The size limit is determined by:
1. The Partition size.
2. Any policies on disc space allocation that may be in force.
In other words it's all automatic and there's nothing you need to do.
I think you confuse folders (directories) and partitions. Create a new folder in windows, right click it in windows explorer and select properties. Under the tab general, you will find size and size on disk (both being zero). This does not imply that you can't add any files in a windows folder.
Further the command du (disk usage) does not give the filesize, but the size-on-disk. The actual size is a lot smaller as can be seen with the command ls -l.
Your HD/partition is divided in blocks of i.e. 512 bytes. A file smaller than 512 bytes will still occupy a block. The command ls -l will report e.g. 20 bytes, but du will report 512 bytes. If the file is between 512 and 1024 bytes, ls -l will report e.g. 900 bytes, but du will report 1024 bytes. Etc etc
Under windows, the block size is influenced by the used filesystem (ntfs/fat16/fat32) in combination with the size of the partition. I assume it's similar under Linux (but don't know the finer details).
While writing this story, I found something that I can't explain. On my system, the size-on-disk for an empty directory is 512 bytes and the size-on-disk for a small file is 4K. Maybe someone has an explanantion (probably filesystem implementation).
Maybe 512 bytes is the allocation to store internal details for a folder in the superblock ( similar idea to file allocation table). Maybe files are always allocated 1 block of disk space.(4K +/- depending on partition size)

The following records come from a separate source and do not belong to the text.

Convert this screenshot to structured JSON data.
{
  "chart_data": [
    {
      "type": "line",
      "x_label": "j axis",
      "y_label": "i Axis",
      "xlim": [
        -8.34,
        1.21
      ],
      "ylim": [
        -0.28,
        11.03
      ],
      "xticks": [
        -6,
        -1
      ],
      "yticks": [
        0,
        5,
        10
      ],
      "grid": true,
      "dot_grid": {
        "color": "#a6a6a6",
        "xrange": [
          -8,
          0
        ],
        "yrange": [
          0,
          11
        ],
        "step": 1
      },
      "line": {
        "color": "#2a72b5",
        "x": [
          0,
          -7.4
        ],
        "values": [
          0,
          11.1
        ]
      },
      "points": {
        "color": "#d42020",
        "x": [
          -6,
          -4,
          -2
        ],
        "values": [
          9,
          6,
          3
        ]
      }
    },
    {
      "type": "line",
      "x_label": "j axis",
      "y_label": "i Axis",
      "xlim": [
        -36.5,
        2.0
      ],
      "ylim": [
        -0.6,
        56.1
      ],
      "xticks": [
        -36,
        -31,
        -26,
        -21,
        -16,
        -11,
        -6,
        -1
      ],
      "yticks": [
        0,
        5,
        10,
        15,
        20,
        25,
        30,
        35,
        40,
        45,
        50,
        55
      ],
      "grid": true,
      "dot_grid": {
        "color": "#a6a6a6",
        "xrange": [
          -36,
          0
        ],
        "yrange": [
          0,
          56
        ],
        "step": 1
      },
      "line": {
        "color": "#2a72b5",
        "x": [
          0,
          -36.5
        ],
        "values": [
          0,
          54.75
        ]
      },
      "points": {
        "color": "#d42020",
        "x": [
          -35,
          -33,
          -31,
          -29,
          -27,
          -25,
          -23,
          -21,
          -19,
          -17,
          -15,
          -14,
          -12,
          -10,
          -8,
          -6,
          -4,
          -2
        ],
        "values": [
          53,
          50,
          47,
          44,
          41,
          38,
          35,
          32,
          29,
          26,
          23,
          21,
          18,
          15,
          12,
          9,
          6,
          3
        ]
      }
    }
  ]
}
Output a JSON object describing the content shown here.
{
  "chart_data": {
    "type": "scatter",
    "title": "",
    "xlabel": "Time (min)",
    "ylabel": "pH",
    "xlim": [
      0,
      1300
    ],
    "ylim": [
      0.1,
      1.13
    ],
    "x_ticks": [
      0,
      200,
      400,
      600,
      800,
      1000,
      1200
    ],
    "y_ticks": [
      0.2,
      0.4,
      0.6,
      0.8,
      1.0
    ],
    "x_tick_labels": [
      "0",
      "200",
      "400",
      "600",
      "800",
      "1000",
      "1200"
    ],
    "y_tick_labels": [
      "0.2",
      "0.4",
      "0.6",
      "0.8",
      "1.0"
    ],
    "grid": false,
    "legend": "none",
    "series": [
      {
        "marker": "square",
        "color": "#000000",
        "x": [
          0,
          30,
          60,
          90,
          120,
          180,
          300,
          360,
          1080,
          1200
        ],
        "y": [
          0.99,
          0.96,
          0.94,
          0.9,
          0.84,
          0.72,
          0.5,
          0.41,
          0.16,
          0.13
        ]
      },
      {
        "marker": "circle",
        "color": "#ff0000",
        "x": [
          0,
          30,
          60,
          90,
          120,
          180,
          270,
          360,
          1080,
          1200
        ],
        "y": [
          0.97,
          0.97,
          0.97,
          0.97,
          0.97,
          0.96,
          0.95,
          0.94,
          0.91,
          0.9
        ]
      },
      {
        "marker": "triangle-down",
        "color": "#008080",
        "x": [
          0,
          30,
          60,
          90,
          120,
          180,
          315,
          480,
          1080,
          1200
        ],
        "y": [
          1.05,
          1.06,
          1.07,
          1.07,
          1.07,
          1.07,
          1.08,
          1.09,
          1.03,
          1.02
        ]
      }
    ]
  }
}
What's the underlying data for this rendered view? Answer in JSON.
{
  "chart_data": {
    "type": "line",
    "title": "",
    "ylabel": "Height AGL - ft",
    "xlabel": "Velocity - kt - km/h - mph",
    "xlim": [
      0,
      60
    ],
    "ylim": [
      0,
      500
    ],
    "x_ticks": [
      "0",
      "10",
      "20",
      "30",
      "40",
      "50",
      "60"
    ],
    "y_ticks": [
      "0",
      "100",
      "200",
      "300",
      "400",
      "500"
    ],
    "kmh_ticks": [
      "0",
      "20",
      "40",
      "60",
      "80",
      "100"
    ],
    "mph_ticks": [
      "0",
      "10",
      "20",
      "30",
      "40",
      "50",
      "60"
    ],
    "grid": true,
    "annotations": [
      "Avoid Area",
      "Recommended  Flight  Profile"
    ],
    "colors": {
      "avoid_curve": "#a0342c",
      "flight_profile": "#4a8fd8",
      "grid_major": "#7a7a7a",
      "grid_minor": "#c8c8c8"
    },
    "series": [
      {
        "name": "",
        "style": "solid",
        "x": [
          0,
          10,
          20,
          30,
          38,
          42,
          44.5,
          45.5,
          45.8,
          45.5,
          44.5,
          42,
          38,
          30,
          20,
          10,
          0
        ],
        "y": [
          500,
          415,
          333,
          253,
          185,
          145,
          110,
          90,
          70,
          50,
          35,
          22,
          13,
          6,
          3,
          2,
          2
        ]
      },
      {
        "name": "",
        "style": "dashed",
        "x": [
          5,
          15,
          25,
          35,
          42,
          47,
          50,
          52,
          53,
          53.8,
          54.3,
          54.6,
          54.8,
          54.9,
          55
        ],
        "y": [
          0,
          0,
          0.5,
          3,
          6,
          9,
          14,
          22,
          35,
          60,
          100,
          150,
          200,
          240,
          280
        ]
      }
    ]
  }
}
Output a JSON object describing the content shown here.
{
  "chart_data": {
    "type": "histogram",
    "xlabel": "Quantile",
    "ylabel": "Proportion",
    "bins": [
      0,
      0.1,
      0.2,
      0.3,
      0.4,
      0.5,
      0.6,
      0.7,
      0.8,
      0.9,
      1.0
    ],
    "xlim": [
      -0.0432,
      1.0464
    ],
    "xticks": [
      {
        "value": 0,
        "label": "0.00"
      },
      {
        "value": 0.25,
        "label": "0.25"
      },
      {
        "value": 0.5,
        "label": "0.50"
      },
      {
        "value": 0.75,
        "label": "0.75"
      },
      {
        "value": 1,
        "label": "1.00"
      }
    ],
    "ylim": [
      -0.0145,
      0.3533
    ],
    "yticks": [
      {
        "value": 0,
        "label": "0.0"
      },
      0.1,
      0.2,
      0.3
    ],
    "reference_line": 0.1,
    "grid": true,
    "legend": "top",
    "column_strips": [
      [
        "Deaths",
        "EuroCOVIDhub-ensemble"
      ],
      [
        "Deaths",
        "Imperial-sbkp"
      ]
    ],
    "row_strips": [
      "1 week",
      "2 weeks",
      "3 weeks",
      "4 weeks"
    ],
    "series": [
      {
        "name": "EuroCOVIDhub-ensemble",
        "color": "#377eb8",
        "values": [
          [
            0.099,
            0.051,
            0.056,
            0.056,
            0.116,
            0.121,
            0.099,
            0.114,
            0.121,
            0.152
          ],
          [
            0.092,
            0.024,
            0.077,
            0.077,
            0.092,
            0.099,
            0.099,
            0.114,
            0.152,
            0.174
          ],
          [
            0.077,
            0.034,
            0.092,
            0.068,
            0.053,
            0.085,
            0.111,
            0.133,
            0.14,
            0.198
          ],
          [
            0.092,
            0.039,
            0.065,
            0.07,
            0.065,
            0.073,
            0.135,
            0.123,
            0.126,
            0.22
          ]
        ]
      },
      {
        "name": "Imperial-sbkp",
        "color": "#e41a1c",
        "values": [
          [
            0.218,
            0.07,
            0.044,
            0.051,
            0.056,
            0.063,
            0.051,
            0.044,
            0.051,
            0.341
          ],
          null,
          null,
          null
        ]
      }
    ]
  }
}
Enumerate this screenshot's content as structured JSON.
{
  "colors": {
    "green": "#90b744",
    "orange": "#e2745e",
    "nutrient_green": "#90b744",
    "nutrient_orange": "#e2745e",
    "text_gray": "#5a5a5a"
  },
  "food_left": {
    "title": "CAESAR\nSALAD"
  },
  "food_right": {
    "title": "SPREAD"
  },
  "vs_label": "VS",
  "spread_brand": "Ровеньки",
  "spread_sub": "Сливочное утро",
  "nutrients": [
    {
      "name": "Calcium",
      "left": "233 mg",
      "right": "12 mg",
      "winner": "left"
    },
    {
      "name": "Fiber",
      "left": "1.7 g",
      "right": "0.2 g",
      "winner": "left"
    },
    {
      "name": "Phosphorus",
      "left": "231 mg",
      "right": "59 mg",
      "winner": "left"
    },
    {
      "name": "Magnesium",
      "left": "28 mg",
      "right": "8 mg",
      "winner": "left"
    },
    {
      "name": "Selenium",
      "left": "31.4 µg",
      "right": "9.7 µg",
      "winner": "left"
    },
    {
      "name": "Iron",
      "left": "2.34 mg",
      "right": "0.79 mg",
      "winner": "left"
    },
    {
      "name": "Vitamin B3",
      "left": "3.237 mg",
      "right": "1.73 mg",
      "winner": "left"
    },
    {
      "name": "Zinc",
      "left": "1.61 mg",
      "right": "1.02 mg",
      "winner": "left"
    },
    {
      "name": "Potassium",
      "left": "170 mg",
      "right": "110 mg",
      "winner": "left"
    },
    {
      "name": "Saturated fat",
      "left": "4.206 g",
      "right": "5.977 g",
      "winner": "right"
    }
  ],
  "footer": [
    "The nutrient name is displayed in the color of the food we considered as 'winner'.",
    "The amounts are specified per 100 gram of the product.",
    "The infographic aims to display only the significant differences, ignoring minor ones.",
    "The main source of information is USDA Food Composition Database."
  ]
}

well, 512 bytes seems to always be the size of 1 disk sector but the cluster size varies depending on the volume size! Clusters (allocation units) are needed because there are limits in what can be address 12, 16, 32, or 48 bit file systems... You can address a single sector if the drive is small enough!
I'm not real technical on these things but I believe that's sort of the idea in windows and probably holds true in linux for some things to.
So windows would tell you an empty folder/file is 0 bytes but that is lie!!! Every directory entry takes up room including empty ones no matter what system! An empty file or folder cannot possibly be smaller than the cluster size on the formatted volume. Regardless of it being empty, it could be taking up 8KB on the drive!
I use to be more technical on these things when it mattered more for drive size... When you have a 32mb hard drive, every kilobyte counts!